Match Avery s’avance près d’eux comme une prière qui a été entendue, respirant l’alcool, faisant un signe de la tête en titubant vers les flammes. « Quel feu, leur dit-il. Un beau p’tit feu. » Il souffle sur de la suie qui va se loger dans le creux de sa paume, s’essuie les mains sur le fond de son pantalon. « Que des branchages pourtant, il ne durera pas longtemps. » De nouveau, il opine du chef, catégoriquement. Soûl et adulte, il sait tout ce qu’il y a à savoir sur n’importe quoi. « Il faut un peu de bois solide pour l’entretenir », leur dit-il.

Les garçons disparaissent dans l’obscurité, empruntant un étroit chemin de terre percé à travers les prés. Chez Match, ils se dirigent directement vers le caveau à légumes comme de l’essence renversée se ruant sur une flamme nue. Ils se débarrassent des légumes qui représentent le travail de tout un été sur du terrain humide et emportent les tonneaux de bois vides jusqu’au feu.

Match les tourne dans la lueur rouge et jaune, stupéfait de la chance des garçons, de leur débrouillardise. « Alors ça, annonce-t-il, ce sont des tonneaux magnifiques. » Pendant que mon père et Johnny Fitzgerald continuent de regarder, Match les aplatit lui-même d’un coup de pied, soulevant avec effort les bouts de bois fendus en éclats au-dessus des flammes, qui vomissent une pluie de tisons. « Des tonneaux magnifiques », répète-t-il lorsqu’il a fini, puis s’éloigne vers un autre cercle de lumière.

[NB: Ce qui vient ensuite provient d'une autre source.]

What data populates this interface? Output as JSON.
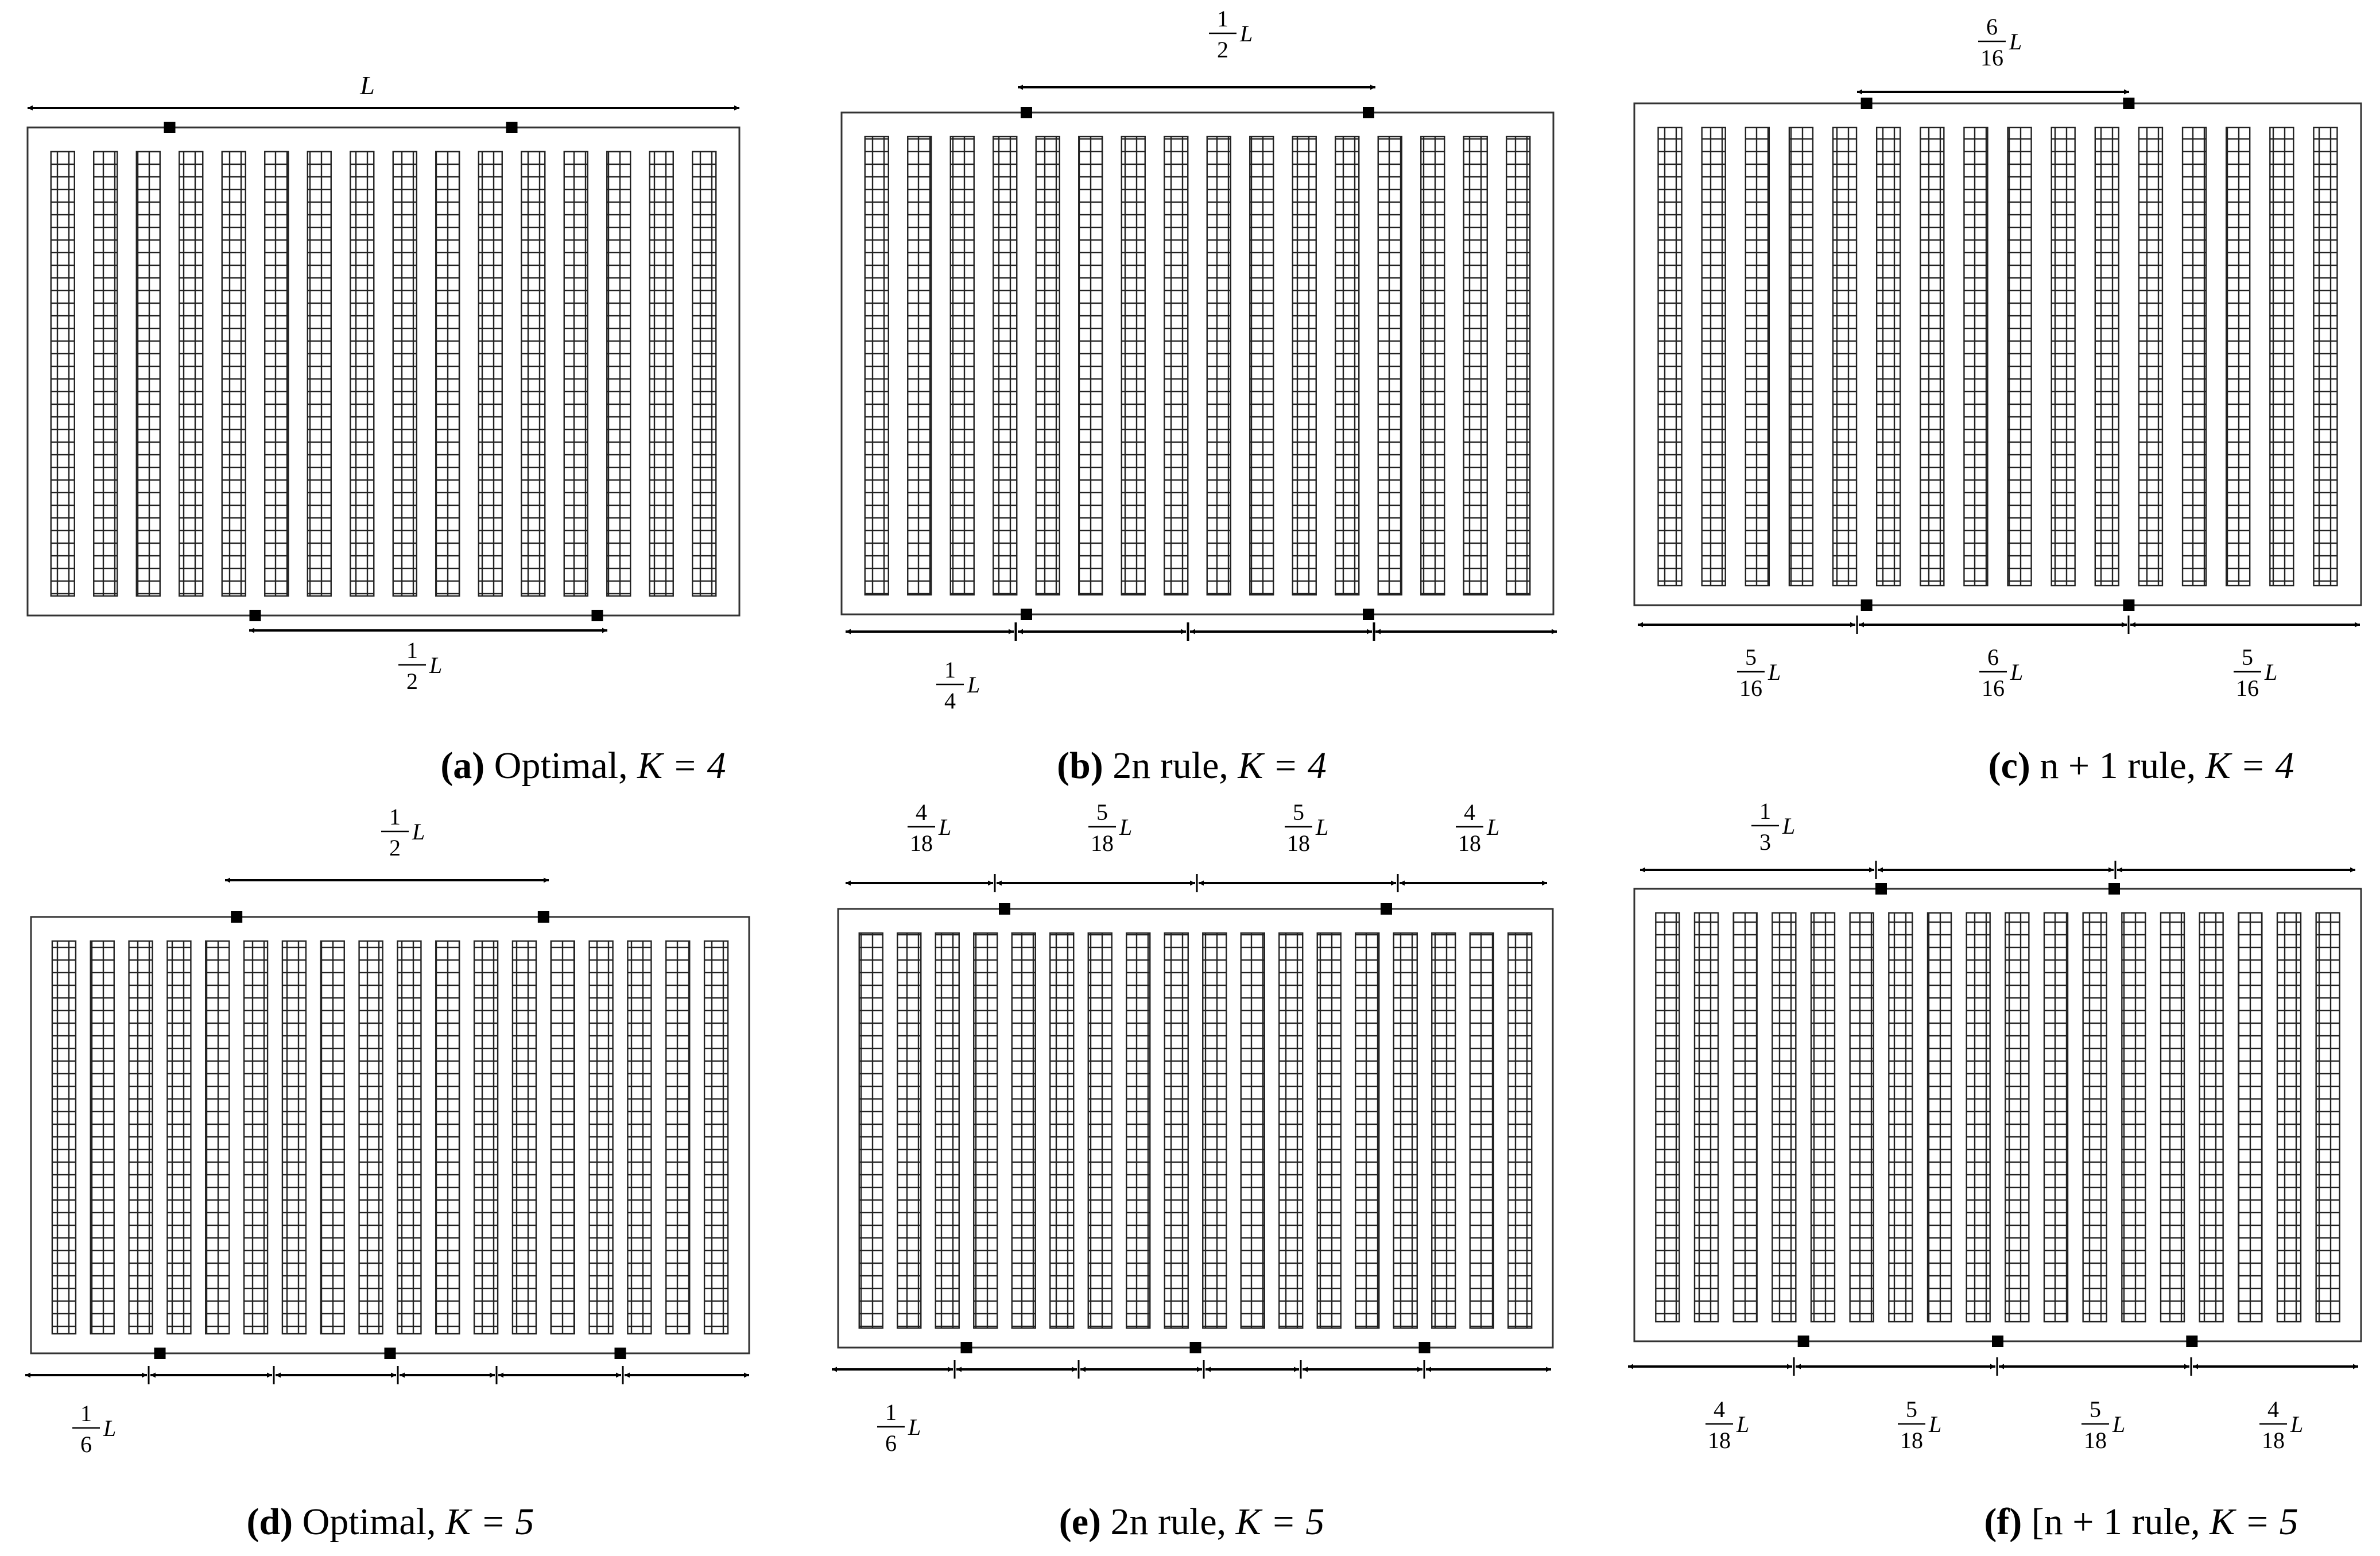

Les garçons restent ensemble dans la chaleur effrayante, multipliée maintenant par le bois sec, les flammes se dressant comme l’herbe des prés face aux faneurs. Le feu de joie continue de brûler pendant des heures à côté d’eux, sombres étincelles postillonnant sur les étoiles.

SOLOMON EVANS’ SON

The graveyard in the Burnt Woods was being fenced in the year 1890. The first person buried there was Solomon Evans’ son.

The new school on the South Side was built in the summer of 1894 beside the church. First prayers were held on January 12th, 1895.

The first church bell for the South Side arrived on March 25th, 1908, and it rang for the first time on March 27th, the peals as clear as the blue sky, the gulls put to wing by the sound of it, their brief racket like an echo rusting into silence.

The first time the bell tolled a death was for Mrs. Ellen Kennel. The school was closed for the afternoon, the children standing in the balcony of the church to watch her funeral, and some of them followed the coffin to the graveyard in the Burnt Woods. A hedge of people stood around the hole in the earth. The minister threw a handful of dirt on the wooden lid. “Ashes to ashes,” he intoned, the October wind stealing the words from his mouth as he spoke.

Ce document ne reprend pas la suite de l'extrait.